My husband left his job to enter FIRE before me, though I brought the formal FIRE concept into our marriage. We had, however, both lived according to what are now known as MMM principles for most of our adult lives, so FIRE was logical. But, living as if FIRE were in our future and actually making the leap when the time came were two very different things.
Paying off our home (surprise!) made it very difficult for us to continue working as we had been. There was, quite literally, no reason or any urgency for paid work anymore. Suddenly, the FIRE leap came a lot more easily, but still freaked us out a bit. So. The plan was my husband would FIRE first (he being the more miserable in his job of the two of us, with the super soul-killing commute) and I would follow in a year, maintaining health insurance for both of us in the meantime.
Well, that lasted one whole month. Newly FIRE husband wanted to do things like take road trips I wouldn't be able to go on with my limited vacation time, and do other fun things like play frisbee at the beach and hike.
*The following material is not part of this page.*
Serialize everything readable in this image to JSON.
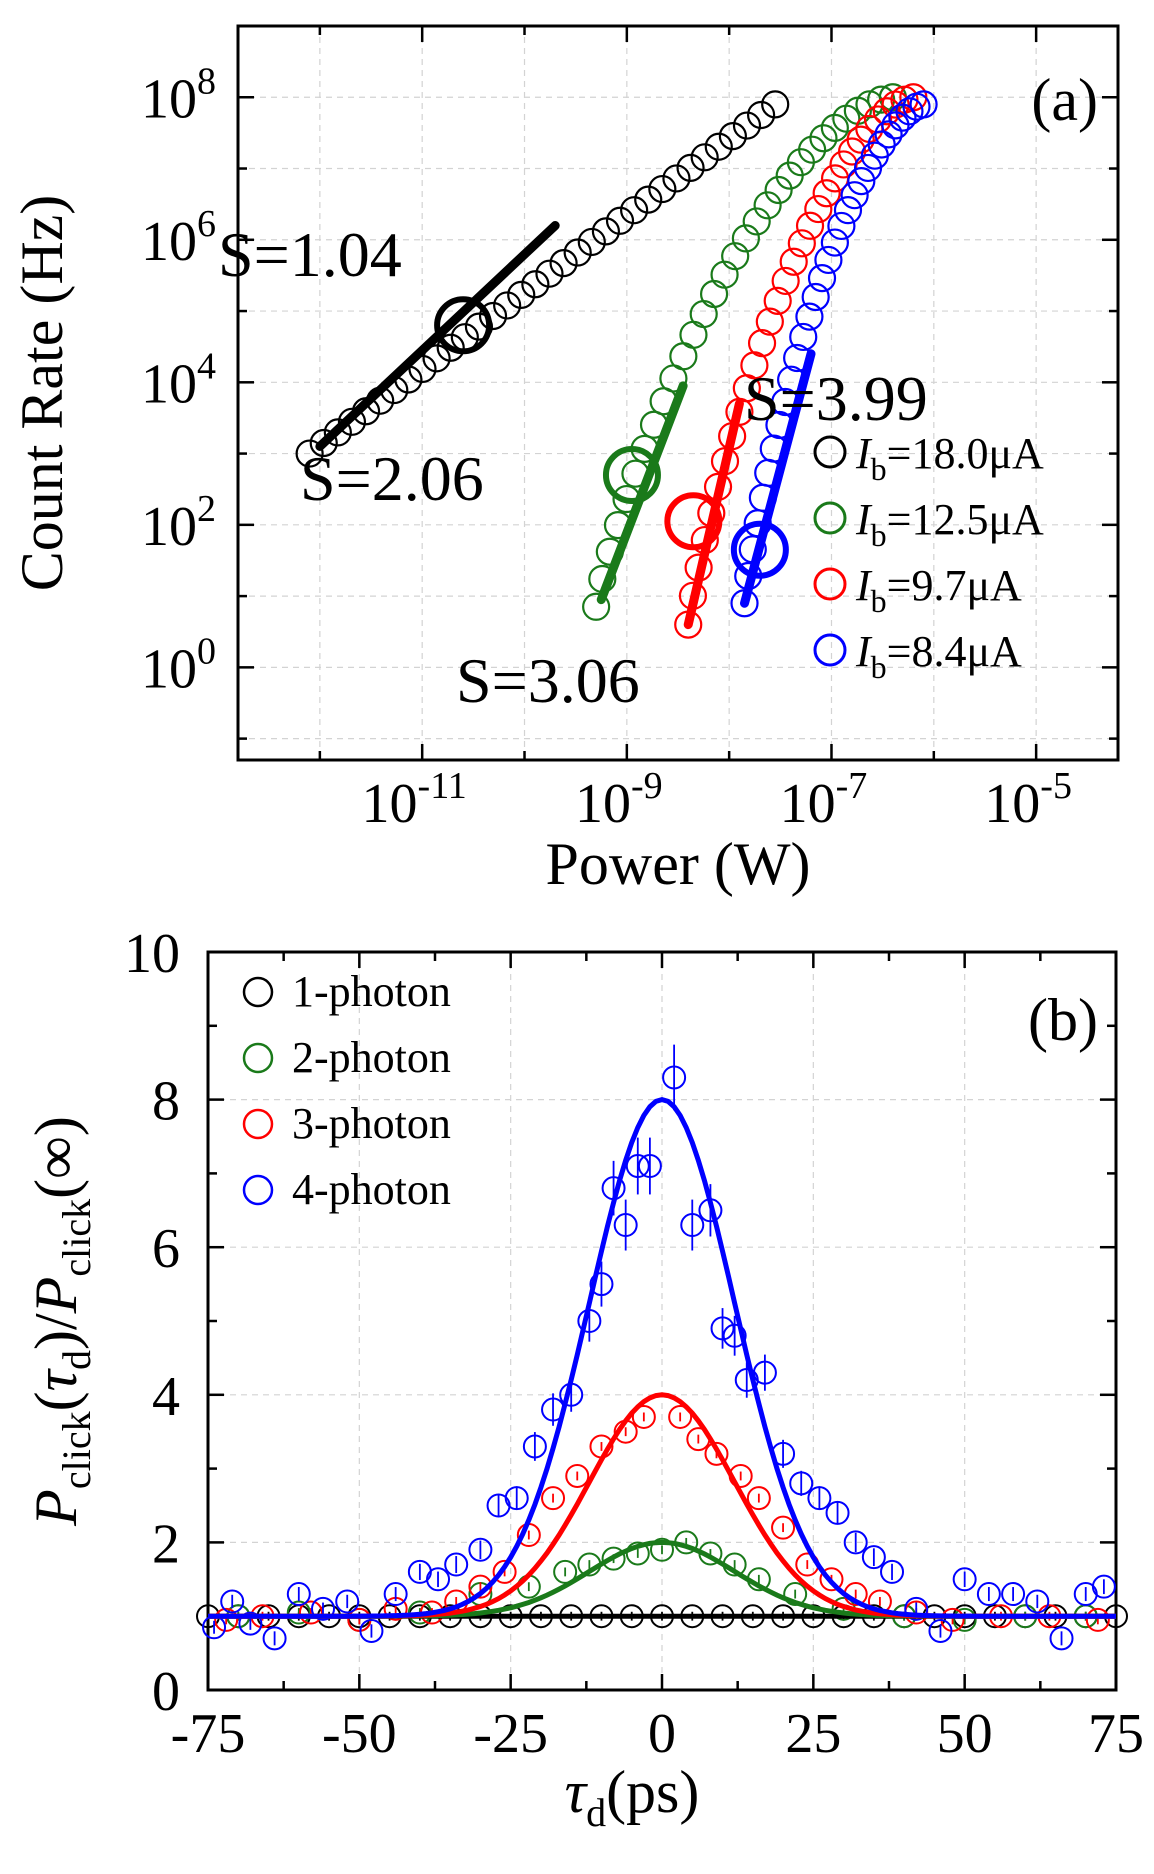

We completely work as a household and had a shared plan, and I was STILL envious of him. Envious enough to join him in FIRE ahead of schedule. We have no regrets about ANY of it. If anything were to happen to him, as it eventually will to one of us, we will be so, so happy to have had this incredible time together.
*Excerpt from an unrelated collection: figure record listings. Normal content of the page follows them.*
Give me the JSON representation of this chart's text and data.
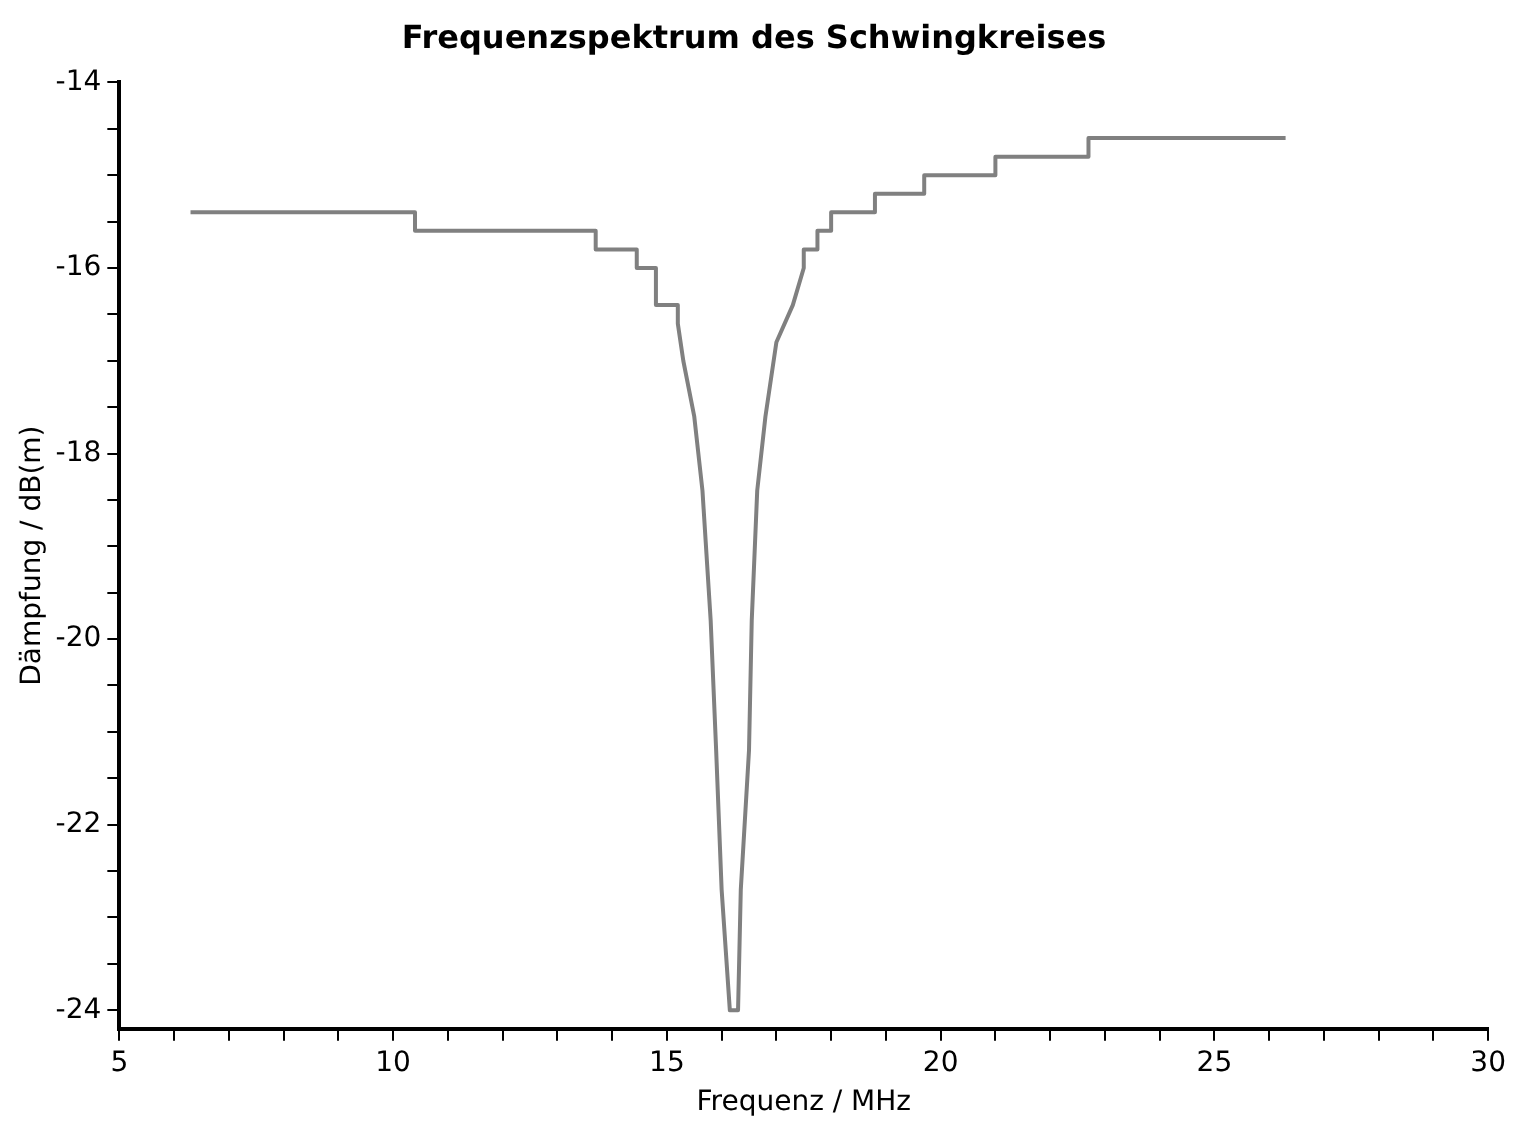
{
  "chart_data": {
    "type": "line",
    "title": "Frequenzspektrum des Schwingkreises",
    "xlabel": "Frequenz / MHz",
    "ylabel": "Dämpfung / dB(m)",
    "xlim": [
      5,
      30
    ],
    "ylim": [
      -24.2,
      -14
    ],
    "xticks": [
      5,
      {
        "value": 6,
        "label": null
      },
      {
        "value": 7,
        "label": null
      },
      {
        "value": 8,
        "label": null
      },
      {
        "value": 9,
        "label": null
      },
      10,
      {
        "value": 11,
        "label": null
      },
      {
        "value": 12,
        "label": null
      },
      {
        "value": 13,
        "label": null
      },
      {
        "value": 14,
        "label": null
      },
      15,
      {
        "value": 16,
        "label": null
      },
      {
        "value": 17,
        "label": null
      },
      {
        "value": 18,
        "label": null
      },
      {
        "value": 19,
        "label": null
      },
      20,
      {
        "value": 21,
        "label": null
      },
      {
        "value": 22,
        "label": null
      },
      {
        "value": 23,
        "label": null
      },
      {
        "value": 24,
        "label": null
      },
      25,
      {
        "value": 26,
        "label": null
      },
      {
        "value": 27,
        "label": null
      },
      {
        "value": 28,
        "label": null
      },
      {
        "value": 29,
        "label": null
      },
      30
    ],
    "yticks": [
      -14,
      {
        "value": -14.5,
        "label": null
      },
      {
        "value": -15,
        "label": null
      },
      {
        "value": -15.5,
        "label": null
      },
      -16,
      {
        "value": -16.5,
        "label": null
      },
      {
        "value": -17,
        "label": null
      },
      {
        "value": -17.5,
        "label": null
      },
      -18,
      {
        "value": -18.5,
        "label": null
      },
      {
        "value": -19,
        "label": null
      },
      {
        "value": -19.5,
        "label": null
      },
      -20,
      {
        "value": -20.5,
        "label": null
      },
      {
        "value": -21,
        "label": null
      },
      {
        "value": -21.5,
        "label": null
      },
      -22,
      {
        "value": -22.5,
        "label": null
      },
      {
        "value": -23,
        "label": null
      },
      {
        "value": -23.5,
        "label": null
      },
      -24
    ],
    "grid": false,
    "marker": "none",
    "line_style": "solid",
    "series": [
      {
        "color": "#808080",
        "x": [
          6.3,
          10.4,
          10.4,
          13.7,
          13.7,
          14.45,
          14.45,
          14.8,
          14.8,
          15.2,
          15.2,
          15.3,
          15.5,
          15.65,
          15.8,
          15.9,
          16.0,
          16.15,
          16.3,
          16.35,
          16.5,
          16.55,
          16.65,
          16.8,
          17.0,
          17.3,
          17.5,
          17.5,
          17.75,
          17.75,
          18.0,
          18.0,
          18.8,
          18.8,
          19.7,
          19.7,
          21.0,
          21.0,
          22.7,
          22.7,
          26.3
        ],
        "values": [
          -15.4,
          -15.4,
          -15.6,
          -15.6,
          -15.8,
          -15.8,
          -16.0,
          -16.0,
          -16.4,
          -16.4,
          -16.6,
          -17.0,
          -17.6,
          -18.4,
          -19.8,
          -21.2,
          -22.7,
          -24.0,
          -24.0,
          -22.7,
          -21.2,
          -19.8,
          -18.4,
          -17.6,
          -16.8,
          -16.4,
          -16.0,
          -15.8,
          -15.8,
          -15.6,
          -15.6,
          -15.4,
          -15.4,
          -15.2,
          -15.2,
          -15.0,
          -15.0,
          -14.8,
          -14.8,
          -14.6,
          -14.6
        ]
      }
    ]
  }
}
I am not a person to judge anyone's marriage or give unsolicited advice but, in general, adopting the concept of a household has been a transformative one for me, not just in regard to marriage but in regard to our entire lives. Wendell Berry has written beautifully on this subject, to name just one, and the Allan Savory concept of holistic management (which is for land, grazing, and soil health) applies very cleanly to life in general.
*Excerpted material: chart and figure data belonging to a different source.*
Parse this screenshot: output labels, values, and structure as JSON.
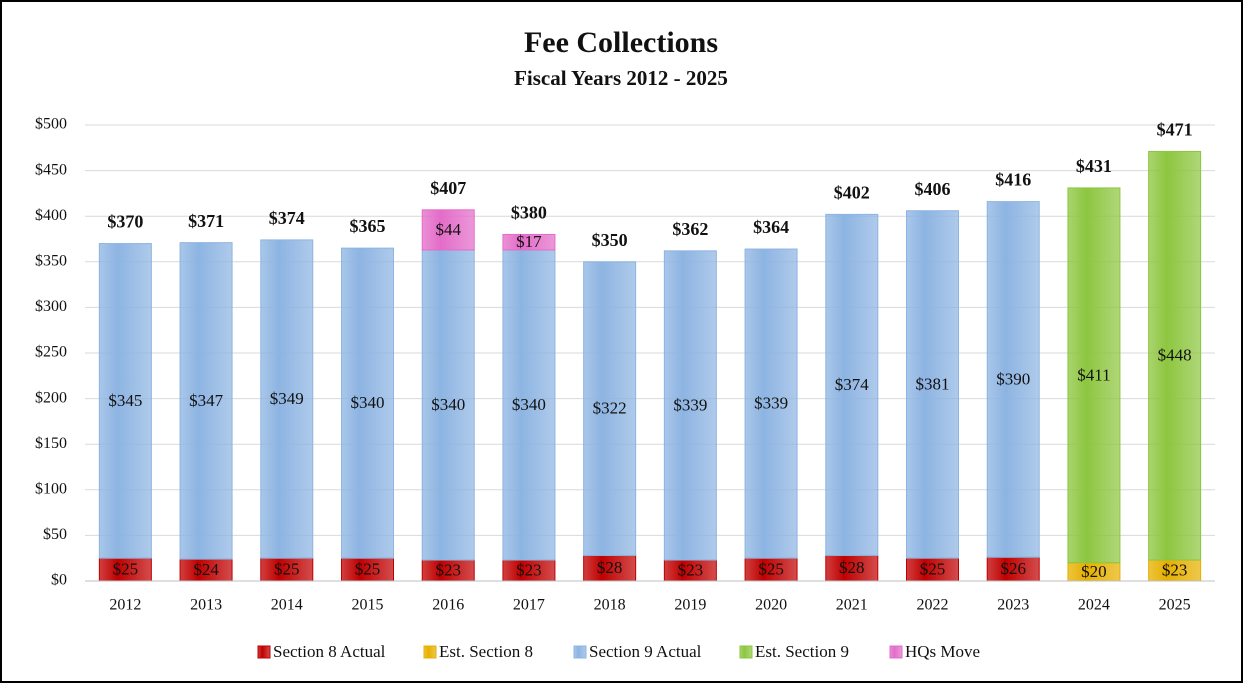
{
  "chart_data": {
    "type": "bar",
    "stacked": true,
    "title": "Fee Collections",
    "subtitle": "Fiscal Years 2012 - 2025",
    "categories": [
      "2012",
      "2013",
      "2014",
      "2015",
      "2016",
      "2017",
      "2018",
      "2019",
      "2020",
      "2021",
      "2022",
      "2023",
      "2024",
      "2025"
    ],
    "series": [
      {
        "name": "Section 8 Actual",
        "color": "#c00000",
        "values": [
          25,
          24,
          25,
          25,
          23,
          23,
          28,
          23,
          25,
          28,
          25,
          26,
          null,
          null
        ],
        "value_labels": [
          "$25",
          "$24",
          "$25",
          "$25",
          "$23",
          "$23",
          "$28",
          "$23",
          "$25",
          "$28",
          "$25",
          "$26",
          null,
          null
        ]
      },
      {
        "name": "Est. Section 8",
        "color": "#e6b000",
        "values": [
          null,
          null,
          null,
          null,
          null,
          null,
          null,
          null,
          null,
          null,
          null,
          null,
          20,
          23
        ],
        "value_labels": [
          null,
          null,
          null,
          null,
          null,
          null,
          null,
          null,
          null,
          null,
          null,
          null,
          "$20",
          "$23"
        ]
      },
      {
        "name": "Section 9 Actual",
        "color": "#8db4e2",
        "values": [
          345,
          347,
          349,
          340,
          340,
          340,
          322,
          339,
          339,
          374,
          381,
          390,
          null,
          null
        ],
        "value_labels": [
          "$345",
          "$347",
          "$349",
          "$340",
          "$340",
          "$340",
          "$322",
          "$339",
          "$339",
          "$374",
          "$381",
          "$390",
          null,
          null
        ]
      },
      {
        "name": "Est. Section 9",
        "color": "#8dc63f",
        "values": [
          null,
          null,
          null,
          null,
          null,
          null,
          null,
          null,
          null,
          null,
          null,
          null,
          411,
          448
        ],
        "value_labels": [
          null,
          null,
          null,
          null,
          null,
          null,
          null,
          null,
          null,
          null,
          null,
          null,
          "$411",
          "$448"
        ]
      },
      {
        "name": "HQs Move",
        "color": "#e36cc8",
        "values": [
          null,
          null,
          null,
          null,
          44,
          17,
          null,
          null,
          null,
          null,
          null,
          null,
          null,
          null
        ],
        "value_labels": [
          null,
          null,
          null,
          null,
          "$44",
          "$17",
          null,
          null,
          null,
          null,
          null,
          null,
          null,
          null
        ]
      }
    ],
    "totals": [
      370,
      371,
      374,
      365,
      407,
      380,
      350,
      362,
      364,
      402,
      406,
      416,
      431,
      471
    ],
    "total_labels": [
      "$370",
      "$371",
      "$374",
      "$365",
      "$407",
      "$380",
      "$350",
      "$362",
      "$364",
      "$402",
      "$406",
      "$416",
      "$431",
      "$471"
    ],
    "ylim": [
      0,
      500
    ],
    "yticks": [
      {
        "value": 0,
        "label": "$0"
      },
      {
        "value": 50,
        "label": "$50"
      },
      {
        "value": 100,
        "label": "$100"
      },
      {
        "value": 150,
        "label": "$150"
      },
      {
        "value": 200,
        "label": "$200"
      },
      {
        "value": 250,
        "label": "$250"
      },
      {
        "value": 300,
        "label": "$300"
      },
      {
        "value": 350,
        "label": "$350"
      },
      {
        "value": 400,
        "label": "$400"
      },
      {
        "value": 450,
        "label": "$450"
      },
      {
        "value": 500,
        "label": "$500"
      }
    ],
    "grid": true,
    "legend": "bottom"
  }
}
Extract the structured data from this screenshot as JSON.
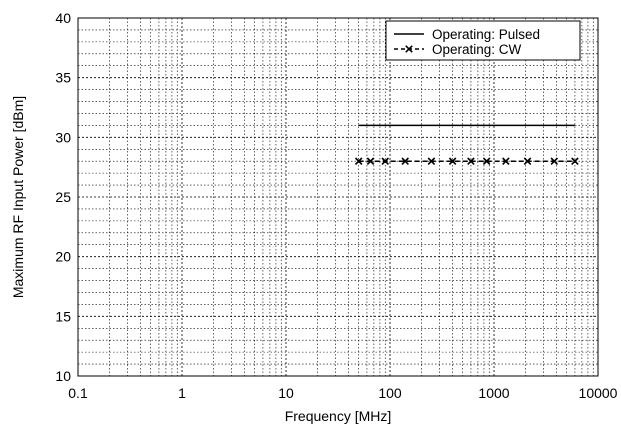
{
  "chart_data": {
    "type": "line",
    "title": "",
    "xlabel": "Frequency [MHz]",
    "ylabel": "Maximum RF Input Power [dBm]",
    "xscale": "log",
    "xlim": [
      0.1,
      10000
    ],
    "ylim": [
      10,
      40
    ],
    "xticks": [
      "0.1",
      "1",
      "10",
      "100",
      "1000",
      "10000"
    ],
    "yticks": [
      "10",
      "15",
      "20",
      "25",
      "30",
      "35",
      "40"
    ],
    "grid": true,
    "legend_position": "top-right",
    "series": [
      {
        "name": "Operating: Pulsed",
        "style": "solid",
        "marker": "none",
        "x": [
          50,
          6000
        ],
        "y": [
          31,
          31
        ]
      },
      {
        "name": "Operating: CW",
        "style": "dashed",
        "marker": "x",
        "x": [
          50,
          65,
          90,
          140,
          250,
          400,
          600,
          850,
          1300,
          2100,
          3800,
          6000
        ],
        "y": [
          28,
          28,
          28,
          28,
          28,
          28,
          28,
          28,
          28,
          28,
          28,
          28
        ]
      }
    ],
    "colors": {
      "series": "#000000",
      "grid": "#000000",
      "background": "#ffffff"
    }
  }
}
Changing my cognitive frame to "household" from "job/worker" was so necessary and helpful to FIRE. Until the possibility of FIRE was REALLY real, even I did not realize the extent to which I had been brainwashed by an industrial, job-centric mindset, i.e. "Work comes first, choices are always made around a job and not a life, work is something that happens totally apart from the home," etc. It's also a very individualistic way of being: We choose the best jobs for ourselves, usually, not others; work happens totally apart from our families; life is segregated into spheres; etc. If you think about household, and holistic household health FIRST, a lot of other things also change.